Hacimli eserler, Degrade Geçişli Kâğıtlar
“Gelenek Gelecektir’de degrade geçişli kâğıtlara nakşedilen hacimli eserleri temaşâ ettik. Münevver Üçer’in çalışmaları bu yaklaşımın ilk uygulandığı eserler arasında ye almaktadır. Yenilikçi tezhip sanatı uygulama ve tasarımlarında Münevver Üçer tarafından ilk defa kullanılan degrade geçişli kâğıtlar, tezhip, zemin, renk uygulamalarında degrade geçişler, kâğıt zeminde yarı ve tam değerli taş kullanımları, ebru olarak yapılıp degrade renk geçişleri ile boyanarak tezhip ile birleştirilen kâğıtlar, rölyef etkisinde kâğıttan koparılarak hacim kazandırılan boyutlu tezhip uygulamaları ve üç boyuta taşınan tezhip ve de hat uygulamaları sanatımızı geleceğe taşımak adına yeni arayışların denendiği uygulamalar olarak sanat eleştirmenlerinin dikkatlerini çekiyor.
Gelenek Gelecektir
Maji Art Galllery’deki Münevver Üçer lâle temalı eserleriyle geleneği geleceğe taşırken aynı zamanda bir mesaj da iletiyor: Bizi biz yapan, geçmişten günümüze, günümüzden geleceğe bizi anlatacak olan kendi öz kültürümüz ve özümüze ait olan sanatımızdır. Gelenek gelecektir, kültürümüze, irfanımıza sahip çıktığımız ölçüde geleceğimizden emin olabiliriz.
“Gelenek Gelecektir”, ülkemize geleneksel sanatlar ve estetik güzellikler alanında eser üreten ve talebe yetiştiren pek çok sanatkârı bir araya getirmesiyle de takdire şâyân.
Kitap Sanatları Gurusu Yüksel Yücel’le birlikte ziyaret ettiğimiz sergi açılışı etkinliğinde ev sahipleri Prof. Dr. Münevver Üçer ve Doç. Dr. Kaya Üçer’in yanı sıra hattat, eğitimci, hafızlık danışmanı Faruk Eratlı, hattat Dr.

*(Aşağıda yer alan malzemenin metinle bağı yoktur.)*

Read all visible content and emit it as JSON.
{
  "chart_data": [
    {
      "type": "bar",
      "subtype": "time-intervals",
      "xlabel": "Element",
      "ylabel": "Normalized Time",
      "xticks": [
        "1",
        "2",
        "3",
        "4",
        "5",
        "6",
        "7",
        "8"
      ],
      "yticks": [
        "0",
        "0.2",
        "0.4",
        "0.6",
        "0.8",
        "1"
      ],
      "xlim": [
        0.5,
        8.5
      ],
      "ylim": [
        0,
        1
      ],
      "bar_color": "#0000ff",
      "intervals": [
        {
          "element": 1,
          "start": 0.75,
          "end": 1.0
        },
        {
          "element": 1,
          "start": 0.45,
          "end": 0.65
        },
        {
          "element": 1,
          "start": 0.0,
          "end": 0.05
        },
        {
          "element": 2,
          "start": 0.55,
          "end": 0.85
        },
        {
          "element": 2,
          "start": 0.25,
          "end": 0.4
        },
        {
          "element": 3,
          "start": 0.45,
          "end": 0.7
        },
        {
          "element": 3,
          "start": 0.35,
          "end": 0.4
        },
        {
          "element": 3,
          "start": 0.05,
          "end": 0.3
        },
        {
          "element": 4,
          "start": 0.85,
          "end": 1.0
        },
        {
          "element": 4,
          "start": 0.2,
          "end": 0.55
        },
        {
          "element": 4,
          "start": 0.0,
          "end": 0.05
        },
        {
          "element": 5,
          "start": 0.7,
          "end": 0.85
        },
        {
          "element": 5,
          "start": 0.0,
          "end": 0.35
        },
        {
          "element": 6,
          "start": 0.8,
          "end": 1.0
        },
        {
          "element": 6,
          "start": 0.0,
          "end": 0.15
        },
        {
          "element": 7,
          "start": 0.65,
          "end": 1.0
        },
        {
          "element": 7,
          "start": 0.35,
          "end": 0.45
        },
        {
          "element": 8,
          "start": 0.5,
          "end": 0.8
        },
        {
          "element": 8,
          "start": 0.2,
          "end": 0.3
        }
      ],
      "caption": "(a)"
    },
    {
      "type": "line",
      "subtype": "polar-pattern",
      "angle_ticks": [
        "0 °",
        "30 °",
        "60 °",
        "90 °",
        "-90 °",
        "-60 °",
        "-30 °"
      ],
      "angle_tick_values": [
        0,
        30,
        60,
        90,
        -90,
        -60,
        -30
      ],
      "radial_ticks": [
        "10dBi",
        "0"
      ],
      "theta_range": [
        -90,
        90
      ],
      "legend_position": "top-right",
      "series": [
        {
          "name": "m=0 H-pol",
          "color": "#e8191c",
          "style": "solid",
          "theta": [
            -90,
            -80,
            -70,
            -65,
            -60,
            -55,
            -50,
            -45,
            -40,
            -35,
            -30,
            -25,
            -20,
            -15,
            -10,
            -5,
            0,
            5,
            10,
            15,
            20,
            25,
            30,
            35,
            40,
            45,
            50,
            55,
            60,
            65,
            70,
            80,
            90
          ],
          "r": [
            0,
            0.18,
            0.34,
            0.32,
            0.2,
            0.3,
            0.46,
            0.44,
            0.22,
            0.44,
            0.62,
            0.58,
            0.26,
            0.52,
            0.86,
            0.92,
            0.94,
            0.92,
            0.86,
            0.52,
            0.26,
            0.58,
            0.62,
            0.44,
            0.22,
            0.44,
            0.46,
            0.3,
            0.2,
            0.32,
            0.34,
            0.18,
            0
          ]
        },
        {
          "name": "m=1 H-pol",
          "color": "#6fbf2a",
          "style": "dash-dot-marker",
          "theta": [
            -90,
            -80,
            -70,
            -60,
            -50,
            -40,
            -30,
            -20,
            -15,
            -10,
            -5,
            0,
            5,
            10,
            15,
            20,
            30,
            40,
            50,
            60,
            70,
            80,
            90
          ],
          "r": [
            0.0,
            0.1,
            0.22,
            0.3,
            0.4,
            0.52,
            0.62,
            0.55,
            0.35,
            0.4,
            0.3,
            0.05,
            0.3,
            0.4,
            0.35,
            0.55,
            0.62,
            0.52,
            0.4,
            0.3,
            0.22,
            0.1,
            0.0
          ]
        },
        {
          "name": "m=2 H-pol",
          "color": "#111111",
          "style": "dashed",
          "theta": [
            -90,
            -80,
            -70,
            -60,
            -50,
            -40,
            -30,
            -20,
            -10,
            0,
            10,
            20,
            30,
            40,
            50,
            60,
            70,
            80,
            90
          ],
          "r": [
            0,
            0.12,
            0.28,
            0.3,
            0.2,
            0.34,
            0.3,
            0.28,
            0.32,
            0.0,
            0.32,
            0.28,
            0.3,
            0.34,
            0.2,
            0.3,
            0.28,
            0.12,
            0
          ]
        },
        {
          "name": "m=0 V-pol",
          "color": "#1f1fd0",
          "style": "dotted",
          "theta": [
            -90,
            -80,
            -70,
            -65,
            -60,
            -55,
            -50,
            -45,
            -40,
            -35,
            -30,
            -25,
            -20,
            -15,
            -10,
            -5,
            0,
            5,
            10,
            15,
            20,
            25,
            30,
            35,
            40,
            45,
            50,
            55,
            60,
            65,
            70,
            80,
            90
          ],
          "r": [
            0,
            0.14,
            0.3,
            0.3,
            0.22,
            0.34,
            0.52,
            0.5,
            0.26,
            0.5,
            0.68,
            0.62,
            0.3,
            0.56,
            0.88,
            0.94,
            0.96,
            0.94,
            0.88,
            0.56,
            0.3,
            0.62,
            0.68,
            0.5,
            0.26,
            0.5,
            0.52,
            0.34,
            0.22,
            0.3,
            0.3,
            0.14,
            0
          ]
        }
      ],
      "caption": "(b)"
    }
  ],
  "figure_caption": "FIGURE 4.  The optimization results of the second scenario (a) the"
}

Savaş Çevik, kaligrafi sanatkârı Emrah Yücel, minyatür sanatkârı Leyla Yücel, sanatkâr-yazar Serap Mamati Eratlı ve fotoğraf sanatkârı Mehmet Cihan Oyuktaş ile hasbihal etme imkânımız oldu.
Gelenek Gelecektir 30 Mayıs 2025 Tarihine Kadar İzleyicilerini Bekliyor!
Münevver Üçer’in beş yıl aradan sonra açtığı 44 eserden müteşekkil “Gelenek Gelecektir” sergisi 30 Mayıs 2025 tarihine kadar izleyicilerini MAJI Art Gallery'nin Nişantaşı merkez şubesine bekliyor.